Albstadt

"Gemeinschaft ist dort viel wichtiger"

von Tobias Göttling

Der junge Albstädter Dominik Schlegel wird in Kürze in das ostafrikanische Land Malawi aufbrechen, um dort als Entwicklungshelfer zu arbeiten.

Albstadt. Es ist nicht seine erste Reise nach Malawi – schon einmal, vor vier Jahren hatte er nach dem Ende seiner Ausbildung zum Anlagenmechaniker die Gelegenheit genutzt, einen in dem Kleinstaat im Südosten Afrikas tätigen Missionar zu besuchen, Land und Leute kennenzulernen und, so weit möglich, an ihrem Alltag teilzunehmen. Er war beeindruckt – von den Hochgebirgslandschaften ebenso wie vom Malawisee, seinen Stränden und dem Nationalpark, der seinen Namen trägt und für die artenreiche Fauna bekannt ist. Vor allem aber von den Menschen: "Ihre Freundlichkeit hat mich fasziniert und begeistert."

Nach seiner Rückkehr drückte Dominik Schlegel wieder die Schulbank – in Balingen erwarb er die Fachhochschulreife. Doch seine afrikanischen Eindrücke ließen ihn nicht mehr los. Der junge Mann, der in der evangelisch-methodistischen Kirche in Albstadt verwurzelt ist, nahm ein Studium an der Interkulturellen Theologischen Akademie in Bad Liebenzell auf, zu dessen Lehrinhalten auch ein praktisches Projekt gehört. In seinem Fall – wen wundert es? – ist dieses Projekt ein Auslandseinsatz in Malawi. Er will seinen Beitrag im Kampf gegen die Armut leisten: Auf seiner ersten Reise hat er Menschen kennengelernt, die von 40 Euro im Monat und fast ausschließlich von Maisbrei aus eigenem Anbau leben. "Sie haben oft kein anderes wirtschaftliches Standbein außer der Feldarbeit – fällt die Ernte schlecht aus, müssen sie hungern."

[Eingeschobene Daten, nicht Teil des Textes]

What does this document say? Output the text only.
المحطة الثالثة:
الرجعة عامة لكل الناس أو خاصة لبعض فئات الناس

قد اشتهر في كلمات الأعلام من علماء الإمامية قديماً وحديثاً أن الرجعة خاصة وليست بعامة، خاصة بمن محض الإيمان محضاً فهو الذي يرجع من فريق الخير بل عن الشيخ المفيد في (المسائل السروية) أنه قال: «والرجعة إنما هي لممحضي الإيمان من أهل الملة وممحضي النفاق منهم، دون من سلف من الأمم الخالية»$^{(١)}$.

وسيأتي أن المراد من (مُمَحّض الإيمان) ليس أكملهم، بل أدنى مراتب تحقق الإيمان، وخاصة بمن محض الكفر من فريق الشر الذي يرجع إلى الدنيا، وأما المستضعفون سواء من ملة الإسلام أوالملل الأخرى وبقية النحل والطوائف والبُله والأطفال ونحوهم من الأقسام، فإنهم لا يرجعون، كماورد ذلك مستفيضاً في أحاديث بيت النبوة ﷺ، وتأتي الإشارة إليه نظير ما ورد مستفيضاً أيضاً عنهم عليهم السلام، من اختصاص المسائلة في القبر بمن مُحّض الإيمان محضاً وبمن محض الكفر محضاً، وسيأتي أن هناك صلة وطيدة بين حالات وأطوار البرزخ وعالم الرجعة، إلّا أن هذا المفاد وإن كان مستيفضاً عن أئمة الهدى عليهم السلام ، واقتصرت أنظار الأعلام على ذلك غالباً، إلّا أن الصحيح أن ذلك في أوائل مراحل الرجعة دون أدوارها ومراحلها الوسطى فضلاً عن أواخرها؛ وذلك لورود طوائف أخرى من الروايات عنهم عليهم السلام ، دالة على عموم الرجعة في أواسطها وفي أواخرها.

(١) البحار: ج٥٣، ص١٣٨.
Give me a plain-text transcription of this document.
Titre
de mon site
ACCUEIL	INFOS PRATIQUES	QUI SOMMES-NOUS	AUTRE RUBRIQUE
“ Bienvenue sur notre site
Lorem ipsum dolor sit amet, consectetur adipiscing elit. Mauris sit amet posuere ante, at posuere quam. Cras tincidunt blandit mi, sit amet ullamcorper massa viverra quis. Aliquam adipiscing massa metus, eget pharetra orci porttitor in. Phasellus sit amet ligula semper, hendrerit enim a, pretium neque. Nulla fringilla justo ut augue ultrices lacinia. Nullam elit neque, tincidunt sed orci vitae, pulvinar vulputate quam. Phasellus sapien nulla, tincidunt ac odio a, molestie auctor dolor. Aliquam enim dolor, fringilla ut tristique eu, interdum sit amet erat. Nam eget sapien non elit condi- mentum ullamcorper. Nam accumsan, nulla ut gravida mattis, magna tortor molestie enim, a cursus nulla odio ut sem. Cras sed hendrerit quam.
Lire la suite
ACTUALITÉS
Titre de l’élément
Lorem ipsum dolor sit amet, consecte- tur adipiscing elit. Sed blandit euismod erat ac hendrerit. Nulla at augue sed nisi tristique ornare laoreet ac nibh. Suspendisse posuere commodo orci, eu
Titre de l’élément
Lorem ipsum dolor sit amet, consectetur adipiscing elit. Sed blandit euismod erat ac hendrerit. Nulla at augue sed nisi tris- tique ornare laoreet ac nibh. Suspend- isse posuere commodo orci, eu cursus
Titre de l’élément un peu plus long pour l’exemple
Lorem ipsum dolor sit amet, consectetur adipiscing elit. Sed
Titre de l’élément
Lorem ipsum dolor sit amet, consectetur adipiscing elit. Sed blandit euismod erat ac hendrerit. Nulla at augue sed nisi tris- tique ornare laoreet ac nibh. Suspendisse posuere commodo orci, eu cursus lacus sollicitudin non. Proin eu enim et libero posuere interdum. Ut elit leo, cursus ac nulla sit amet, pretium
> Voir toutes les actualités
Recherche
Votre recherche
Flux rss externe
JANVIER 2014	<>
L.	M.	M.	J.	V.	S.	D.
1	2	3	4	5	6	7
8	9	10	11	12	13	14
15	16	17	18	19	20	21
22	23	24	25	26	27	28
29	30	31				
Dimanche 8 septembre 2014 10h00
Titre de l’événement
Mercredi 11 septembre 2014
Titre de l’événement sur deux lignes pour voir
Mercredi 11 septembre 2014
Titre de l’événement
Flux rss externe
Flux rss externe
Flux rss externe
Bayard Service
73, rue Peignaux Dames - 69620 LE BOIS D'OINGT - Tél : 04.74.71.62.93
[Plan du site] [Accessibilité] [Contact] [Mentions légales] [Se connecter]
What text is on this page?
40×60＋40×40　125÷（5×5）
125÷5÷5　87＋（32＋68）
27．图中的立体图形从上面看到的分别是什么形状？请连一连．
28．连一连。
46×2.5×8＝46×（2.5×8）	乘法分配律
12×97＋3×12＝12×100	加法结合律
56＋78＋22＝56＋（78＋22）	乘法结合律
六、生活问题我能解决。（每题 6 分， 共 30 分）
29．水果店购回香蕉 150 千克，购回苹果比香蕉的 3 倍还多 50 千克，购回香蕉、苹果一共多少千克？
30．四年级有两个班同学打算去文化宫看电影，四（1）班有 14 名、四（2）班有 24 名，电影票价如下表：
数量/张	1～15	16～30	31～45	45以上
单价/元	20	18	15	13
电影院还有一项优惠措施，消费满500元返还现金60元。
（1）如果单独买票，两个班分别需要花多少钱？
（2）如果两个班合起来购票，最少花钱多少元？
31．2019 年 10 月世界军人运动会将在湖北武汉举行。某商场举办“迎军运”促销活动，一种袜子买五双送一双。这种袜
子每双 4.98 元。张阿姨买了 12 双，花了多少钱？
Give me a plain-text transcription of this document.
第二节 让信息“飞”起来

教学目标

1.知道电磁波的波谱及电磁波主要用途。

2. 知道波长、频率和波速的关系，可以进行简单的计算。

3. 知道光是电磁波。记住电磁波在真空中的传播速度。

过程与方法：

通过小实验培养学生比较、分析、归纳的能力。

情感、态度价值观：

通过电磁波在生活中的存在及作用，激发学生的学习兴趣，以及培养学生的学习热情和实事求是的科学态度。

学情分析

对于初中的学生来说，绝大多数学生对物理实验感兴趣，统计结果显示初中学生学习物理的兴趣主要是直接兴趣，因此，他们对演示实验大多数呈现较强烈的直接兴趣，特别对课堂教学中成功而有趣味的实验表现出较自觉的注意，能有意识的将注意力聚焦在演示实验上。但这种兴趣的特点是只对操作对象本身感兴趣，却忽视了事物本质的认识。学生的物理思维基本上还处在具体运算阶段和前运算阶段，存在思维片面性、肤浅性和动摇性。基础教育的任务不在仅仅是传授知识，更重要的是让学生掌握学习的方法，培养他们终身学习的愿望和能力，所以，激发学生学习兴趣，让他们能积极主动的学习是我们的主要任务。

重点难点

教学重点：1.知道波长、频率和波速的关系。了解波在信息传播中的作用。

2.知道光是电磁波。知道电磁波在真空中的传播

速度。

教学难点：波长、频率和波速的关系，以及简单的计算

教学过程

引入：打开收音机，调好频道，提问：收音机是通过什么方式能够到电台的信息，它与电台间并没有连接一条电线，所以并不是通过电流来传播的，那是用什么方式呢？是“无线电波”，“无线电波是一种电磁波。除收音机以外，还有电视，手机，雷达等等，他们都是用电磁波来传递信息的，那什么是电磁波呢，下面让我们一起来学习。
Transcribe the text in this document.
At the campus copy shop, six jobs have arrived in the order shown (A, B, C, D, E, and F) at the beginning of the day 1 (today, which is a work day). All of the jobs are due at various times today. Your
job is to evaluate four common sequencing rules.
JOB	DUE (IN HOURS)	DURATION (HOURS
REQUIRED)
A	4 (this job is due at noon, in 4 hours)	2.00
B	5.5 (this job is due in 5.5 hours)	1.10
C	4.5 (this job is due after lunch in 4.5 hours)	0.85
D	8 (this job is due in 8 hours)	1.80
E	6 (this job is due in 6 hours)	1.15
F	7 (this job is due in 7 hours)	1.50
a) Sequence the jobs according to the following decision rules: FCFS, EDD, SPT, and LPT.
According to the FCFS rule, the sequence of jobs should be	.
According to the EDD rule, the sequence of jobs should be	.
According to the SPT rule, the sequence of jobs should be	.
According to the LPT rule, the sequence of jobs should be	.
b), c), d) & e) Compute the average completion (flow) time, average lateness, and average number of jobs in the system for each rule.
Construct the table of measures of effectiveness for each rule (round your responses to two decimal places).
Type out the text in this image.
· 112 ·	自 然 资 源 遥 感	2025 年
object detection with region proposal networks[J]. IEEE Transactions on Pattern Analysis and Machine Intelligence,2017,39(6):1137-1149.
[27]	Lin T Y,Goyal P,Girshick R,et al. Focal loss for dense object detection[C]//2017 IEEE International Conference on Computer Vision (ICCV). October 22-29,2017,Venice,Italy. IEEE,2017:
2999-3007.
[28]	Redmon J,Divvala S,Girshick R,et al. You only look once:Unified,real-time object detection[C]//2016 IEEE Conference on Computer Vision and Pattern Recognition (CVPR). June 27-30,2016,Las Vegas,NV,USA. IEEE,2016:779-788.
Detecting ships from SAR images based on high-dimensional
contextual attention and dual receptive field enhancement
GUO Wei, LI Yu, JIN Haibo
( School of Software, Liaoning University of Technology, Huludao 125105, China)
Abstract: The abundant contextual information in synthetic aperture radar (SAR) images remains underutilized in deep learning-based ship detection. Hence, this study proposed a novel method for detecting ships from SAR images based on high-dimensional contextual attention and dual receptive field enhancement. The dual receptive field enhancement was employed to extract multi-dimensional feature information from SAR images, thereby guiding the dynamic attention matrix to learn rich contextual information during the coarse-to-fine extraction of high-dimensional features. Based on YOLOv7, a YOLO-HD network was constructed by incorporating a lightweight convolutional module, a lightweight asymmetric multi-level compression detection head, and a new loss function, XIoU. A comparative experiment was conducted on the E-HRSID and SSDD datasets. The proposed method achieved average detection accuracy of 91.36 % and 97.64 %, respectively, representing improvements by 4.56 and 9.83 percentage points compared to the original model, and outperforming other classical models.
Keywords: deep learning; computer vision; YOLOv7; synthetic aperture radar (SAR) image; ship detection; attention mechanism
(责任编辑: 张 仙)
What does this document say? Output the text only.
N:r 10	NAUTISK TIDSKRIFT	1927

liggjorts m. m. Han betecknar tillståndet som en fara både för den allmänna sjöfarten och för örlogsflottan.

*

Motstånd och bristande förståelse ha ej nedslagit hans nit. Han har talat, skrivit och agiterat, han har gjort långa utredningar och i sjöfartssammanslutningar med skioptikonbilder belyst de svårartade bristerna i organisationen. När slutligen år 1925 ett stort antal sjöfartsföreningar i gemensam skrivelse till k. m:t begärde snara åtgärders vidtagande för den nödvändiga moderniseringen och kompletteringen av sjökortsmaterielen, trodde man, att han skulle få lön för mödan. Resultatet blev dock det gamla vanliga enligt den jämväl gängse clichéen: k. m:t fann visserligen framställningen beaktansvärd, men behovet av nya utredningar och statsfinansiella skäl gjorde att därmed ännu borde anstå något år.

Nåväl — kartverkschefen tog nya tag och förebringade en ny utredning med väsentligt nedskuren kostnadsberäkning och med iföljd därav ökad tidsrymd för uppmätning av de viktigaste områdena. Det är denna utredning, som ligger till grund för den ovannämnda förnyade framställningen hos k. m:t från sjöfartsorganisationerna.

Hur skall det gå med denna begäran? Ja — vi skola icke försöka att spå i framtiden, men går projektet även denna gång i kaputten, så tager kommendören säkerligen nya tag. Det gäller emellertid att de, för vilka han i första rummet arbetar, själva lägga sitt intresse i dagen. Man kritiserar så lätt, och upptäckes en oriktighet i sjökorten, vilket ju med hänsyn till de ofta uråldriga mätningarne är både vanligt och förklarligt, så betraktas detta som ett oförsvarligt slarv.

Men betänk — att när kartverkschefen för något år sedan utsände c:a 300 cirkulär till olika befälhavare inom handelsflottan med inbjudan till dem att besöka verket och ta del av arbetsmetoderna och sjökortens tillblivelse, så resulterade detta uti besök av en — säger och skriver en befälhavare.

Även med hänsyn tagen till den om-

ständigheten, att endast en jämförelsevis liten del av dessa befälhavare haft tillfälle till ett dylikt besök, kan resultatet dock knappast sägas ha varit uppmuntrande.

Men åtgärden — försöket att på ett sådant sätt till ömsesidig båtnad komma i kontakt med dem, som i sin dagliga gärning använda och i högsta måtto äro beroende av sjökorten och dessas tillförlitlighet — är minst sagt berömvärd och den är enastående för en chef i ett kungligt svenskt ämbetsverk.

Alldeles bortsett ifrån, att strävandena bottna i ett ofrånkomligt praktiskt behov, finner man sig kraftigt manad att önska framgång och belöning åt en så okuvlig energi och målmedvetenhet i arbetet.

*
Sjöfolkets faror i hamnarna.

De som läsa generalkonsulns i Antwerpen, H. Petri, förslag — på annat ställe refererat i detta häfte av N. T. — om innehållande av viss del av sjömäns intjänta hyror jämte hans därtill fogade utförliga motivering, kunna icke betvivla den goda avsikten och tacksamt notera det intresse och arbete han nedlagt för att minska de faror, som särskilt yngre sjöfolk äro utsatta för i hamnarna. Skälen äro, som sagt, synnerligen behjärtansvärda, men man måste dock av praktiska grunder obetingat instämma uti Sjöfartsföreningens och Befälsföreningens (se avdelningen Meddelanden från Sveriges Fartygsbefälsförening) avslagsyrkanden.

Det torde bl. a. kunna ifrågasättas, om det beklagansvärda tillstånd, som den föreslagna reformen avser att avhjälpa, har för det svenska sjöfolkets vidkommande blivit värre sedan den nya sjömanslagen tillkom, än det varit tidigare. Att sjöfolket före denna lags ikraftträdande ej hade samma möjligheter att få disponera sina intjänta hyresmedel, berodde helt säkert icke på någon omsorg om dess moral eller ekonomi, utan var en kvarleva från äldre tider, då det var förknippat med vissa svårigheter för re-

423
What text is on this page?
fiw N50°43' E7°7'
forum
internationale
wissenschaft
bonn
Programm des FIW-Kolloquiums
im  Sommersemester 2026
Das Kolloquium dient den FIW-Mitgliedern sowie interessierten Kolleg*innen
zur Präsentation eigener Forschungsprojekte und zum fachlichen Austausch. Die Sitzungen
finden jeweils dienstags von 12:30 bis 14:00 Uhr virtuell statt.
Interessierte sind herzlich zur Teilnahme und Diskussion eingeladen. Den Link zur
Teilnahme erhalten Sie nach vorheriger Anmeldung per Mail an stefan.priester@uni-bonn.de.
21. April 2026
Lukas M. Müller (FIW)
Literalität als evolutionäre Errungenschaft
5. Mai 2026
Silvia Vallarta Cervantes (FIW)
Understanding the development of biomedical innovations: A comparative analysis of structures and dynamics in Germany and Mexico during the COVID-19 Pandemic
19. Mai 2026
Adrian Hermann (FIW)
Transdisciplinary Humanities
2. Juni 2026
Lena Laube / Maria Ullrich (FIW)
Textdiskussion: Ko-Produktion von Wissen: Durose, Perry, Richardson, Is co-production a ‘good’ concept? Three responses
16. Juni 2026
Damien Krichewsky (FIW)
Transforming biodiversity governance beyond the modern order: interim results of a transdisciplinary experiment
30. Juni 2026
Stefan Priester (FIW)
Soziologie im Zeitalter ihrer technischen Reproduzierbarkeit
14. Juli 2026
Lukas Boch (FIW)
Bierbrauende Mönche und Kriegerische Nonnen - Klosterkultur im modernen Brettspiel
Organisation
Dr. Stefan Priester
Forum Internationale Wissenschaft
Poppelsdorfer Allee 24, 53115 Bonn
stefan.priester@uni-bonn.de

Beim Bau einer Schule wird Hilfe gebraucht

Am 24. September ist es so weit. Dominik Schlegel Bestimmungs- und Wohnort heißt Zalewa und liegt im Süden des Landes. Er arbeitet dort für eine christlichen Organisation, die sich besonders um Schulbildung für bedürftige Kinder kümmert und ihnen so die Chance auf eine berufliche Existenz jenseits der Landwirtschaft eröffnen will. "Ich will herauszufinden, wie sinnvoll die Menschen in Malawi unsere Hilfe finden und was wir besser machen können." Bisher gibt es vor Ort lediglich eine weiterführende Schule, eine Lehrwerkstatt und eine Kirche; jetzt soll noch eine Grundschule hinzukommen, primär für Kinder, deren Eltern sich die staatliche Schule nicht leisten können. Dominik Schlegel wird an diesem Projekt ebenso beteiligt sein wie an der Planung einer Wasserleitung, die Wasser von einem nahegelegenen Fluss zu den Feldern und zu den Toiletten leitet. Seine technischen Fähigkeiten und Kenntnisse dürften ihm dabei von großem Nutzen sein.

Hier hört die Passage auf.